In sliding contact applications where lubrication is not possible or can provide only limited resistance to galling (severe adhesive wear combined with material transfer), material solutions include both hardfacings and hardmetals.
Applications requiring sliding contact of high strength materials under unlubricated conditions include:
- Gate Valves in high pressure systems
- Drilling bits, cutting-tool bits or inserts
- Mining and road construction
- Plain bearings for stationary power generation
Hardfacings are often weld-deposited overlays and include hardenable (Martensitic or work-hardening) steels and metal carbides, and are usually applied for increased wear resistance.

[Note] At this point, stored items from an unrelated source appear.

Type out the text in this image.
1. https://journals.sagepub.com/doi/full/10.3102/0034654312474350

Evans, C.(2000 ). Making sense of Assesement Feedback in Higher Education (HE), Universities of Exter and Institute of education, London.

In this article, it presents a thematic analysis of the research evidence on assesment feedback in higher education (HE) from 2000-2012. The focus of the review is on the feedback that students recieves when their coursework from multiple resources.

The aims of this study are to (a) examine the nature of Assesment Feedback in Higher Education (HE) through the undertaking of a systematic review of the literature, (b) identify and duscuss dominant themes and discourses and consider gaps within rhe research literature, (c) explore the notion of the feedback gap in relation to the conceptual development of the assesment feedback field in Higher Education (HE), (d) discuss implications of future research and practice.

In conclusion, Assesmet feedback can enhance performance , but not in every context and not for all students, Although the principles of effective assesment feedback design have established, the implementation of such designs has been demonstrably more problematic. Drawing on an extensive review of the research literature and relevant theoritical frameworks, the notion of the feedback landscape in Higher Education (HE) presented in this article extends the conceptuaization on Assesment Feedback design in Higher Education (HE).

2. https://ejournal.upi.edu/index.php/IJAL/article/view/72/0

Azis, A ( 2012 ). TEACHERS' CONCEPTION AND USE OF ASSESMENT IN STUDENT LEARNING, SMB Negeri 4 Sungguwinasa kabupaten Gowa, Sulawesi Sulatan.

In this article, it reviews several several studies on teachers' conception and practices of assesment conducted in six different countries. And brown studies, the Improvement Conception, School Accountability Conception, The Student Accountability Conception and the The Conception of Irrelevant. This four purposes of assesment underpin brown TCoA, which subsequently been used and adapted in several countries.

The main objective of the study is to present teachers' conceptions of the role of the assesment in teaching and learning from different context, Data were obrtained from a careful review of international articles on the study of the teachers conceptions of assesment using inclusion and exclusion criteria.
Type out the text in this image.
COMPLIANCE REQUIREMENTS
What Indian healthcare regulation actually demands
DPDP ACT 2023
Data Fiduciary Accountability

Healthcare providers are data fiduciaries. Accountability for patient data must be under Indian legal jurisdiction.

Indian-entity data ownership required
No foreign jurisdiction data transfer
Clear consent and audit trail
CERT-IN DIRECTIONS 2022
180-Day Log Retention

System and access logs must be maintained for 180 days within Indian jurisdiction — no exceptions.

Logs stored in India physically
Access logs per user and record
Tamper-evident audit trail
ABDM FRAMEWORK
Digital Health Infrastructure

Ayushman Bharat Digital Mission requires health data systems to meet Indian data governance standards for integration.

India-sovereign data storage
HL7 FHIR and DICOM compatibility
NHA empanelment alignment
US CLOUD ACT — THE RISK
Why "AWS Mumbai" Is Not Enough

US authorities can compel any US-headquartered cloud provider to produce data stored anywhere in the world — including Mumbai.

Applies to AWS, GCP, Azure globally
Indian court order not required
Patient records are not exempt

Hardmetals, on the other hand, can be of even higher strength than many hardfacings, and include cemented carbides, nitrides, carbonitrides, and tungsten-based alloys. Hardmetals are often used for cutting tools, in high temperature applications, or where severe metal-on-metal sliding contact occurs under conditions of limited or no lubrication.
Testing of hardmetals or hardfacings requires similarly severe conditions as those of the in-service application. One example is high-speed sliding under conformal contact conditions, such as those of an unlubricated plain bearing. Testing on the UMT is accomplished using a ring-on-disk geometry, as shown below. Since the samples are always in intimate contact, significant thermal input results from the sliding friction in this test, and therefore self-welding propensity also can be assessed.